为什么$ x = 5; $ X +++ $ X ++; 在PHP中等于11？

Question

According to the opcodes it should be 12. Am I getting it wrong?

number of ops:  8
compiled vars:  !0 = $x
line    #* E I O op                  fetch      ext   return  operands
-------------------------------------------------------------------------
  3     0  E >   EXT_STMT                                                 
        1        ASSIGN                                         !0, 5
  5     2        EXT_STMT                                                 
        3        POST_INC                               ~2      !0
        4        POST_INC                               ~3      !0
        5        ADD                                    ~4      ~2, ~3
        6        ECHO                                           ~4
  7     7      > RETURN                                         1

branch: #  0; line:     3-    7; sop:     0; eop:     7; out1:  -2
path #1: 0,

Edit

Also ($x++)+($x++); returns the same result (11). Actually this was the main reason for the question and opcode investigation.

Answer 1

It took me a few reads, but $x=5; $x++ + $x++; $x=5; $x++ + $x++; works like this:

In the case of a $x++, it first 'gets used', then increased:

• Set $x to 5
• Place $x onto stack (which is 5)
• Increment( ++ ) ($x is now 6, stack=[ 5 ])
• Add $x onto stack (stack=[5, 6 ], so 5+6 -> $x=11)
• Adding is done, that outcome is 11
• Increment $x( ++ ) (which is isn't used further, but $x is now 7)

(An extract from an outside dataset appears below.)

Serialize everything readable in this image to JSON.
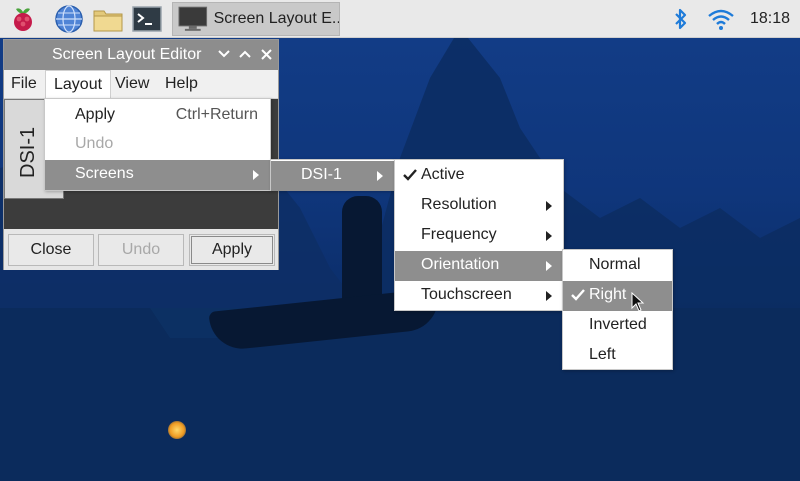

Actually, in this specific example, if you would echo $x; it would output 7. You never reassign the value back to $x, so $x=7 (you incremented it twice);

Answer 2

$x = 5;
$a = $x++ + $x++;

the expression line will be executed like this: 1st occurrence of $x++ in the statement will increment $x value by 1 so it will become 6 and

in 2nd occurrence, $x will be having value 6;

So $a = 5 + 6;

So final result $a will be 11.

Answer 3

++ has higher precedence than + operator

(x++) will return the value of x first then increment it by 1

$x = 2
$x++ // return 2, then increment it to 3

x+++x++ is evaluated like the following

1. Get x value first which is 5
2. Then it will be incremented to 6
3. But first x value will be 5 because (x++) statement will return 5 first then increment the value
4. Then + operator is encountered
5. Next x will have 6 as value not 7 for the same reason (x++) will return the x value first and then increment it
6. So 5+6 is 11
7..At the end, x value will be 7

Same goes for ($x++)+($x++)

grouping operator () has left to right associatevity. First ($x++) executes first.

$x = 5
($x++) returns 5 and then increment $x by 1. Same as before. 

then last ($x++) executes. It returns 6 and then increment $x to 7

so same 5+6 // 11 is returned back

Answer 4

The post increment operator increment the variable, but returns its old value.

So $x++ is equivalent to:

($temp = $x, $x = $x + 1, $temp)

When you do it twice in an expression, it's like:

echo ($temp1 = $x, $x = $x + 1, $temp1) + ($temp2 = $x, $x = $x + 1, $temp2);

The first part sets $temp1 = 5 and increments $x to 6 .

The second part sets $temp2 = 6 and increments $x to 7.

Then it does $temp1 + $temp2 and echoes the result, which is 5 + 6 = 11 .

Answer 5

You are using the post-increment operator ($x++). If you would like to use the incremented value for the addition you should use the pre-increment operator (++$x).

Therefore if $x = 5

$x++ + $x++ equals 5+6 = 11
++$x + $x++ equals 6+6 = 12
$x++ + ++$x equals 5+7 = 12
$++x + ++$x equals 6+7 = 13

Yet in all cases, x is equal to 7 afterward.

Answer 6

$x = 5;
echo $x++ + $x++;

prints 11 as first $x++ returns 5 and then after that it increments, the second $x++ returns 6 and the only value in incremented. so actual addition is 5+6 which gives 11.

Answer 7

++$x + $x++ will be 12

And ++$x + ++$x will be 13

when you use $x++ $x get +1 as soon it's value is use, but the value that will gonna be use is the one it has before the increment, so when yo do:

$x=5; $x+++$x++;

$x+++$x++ is 11, but $x will be 7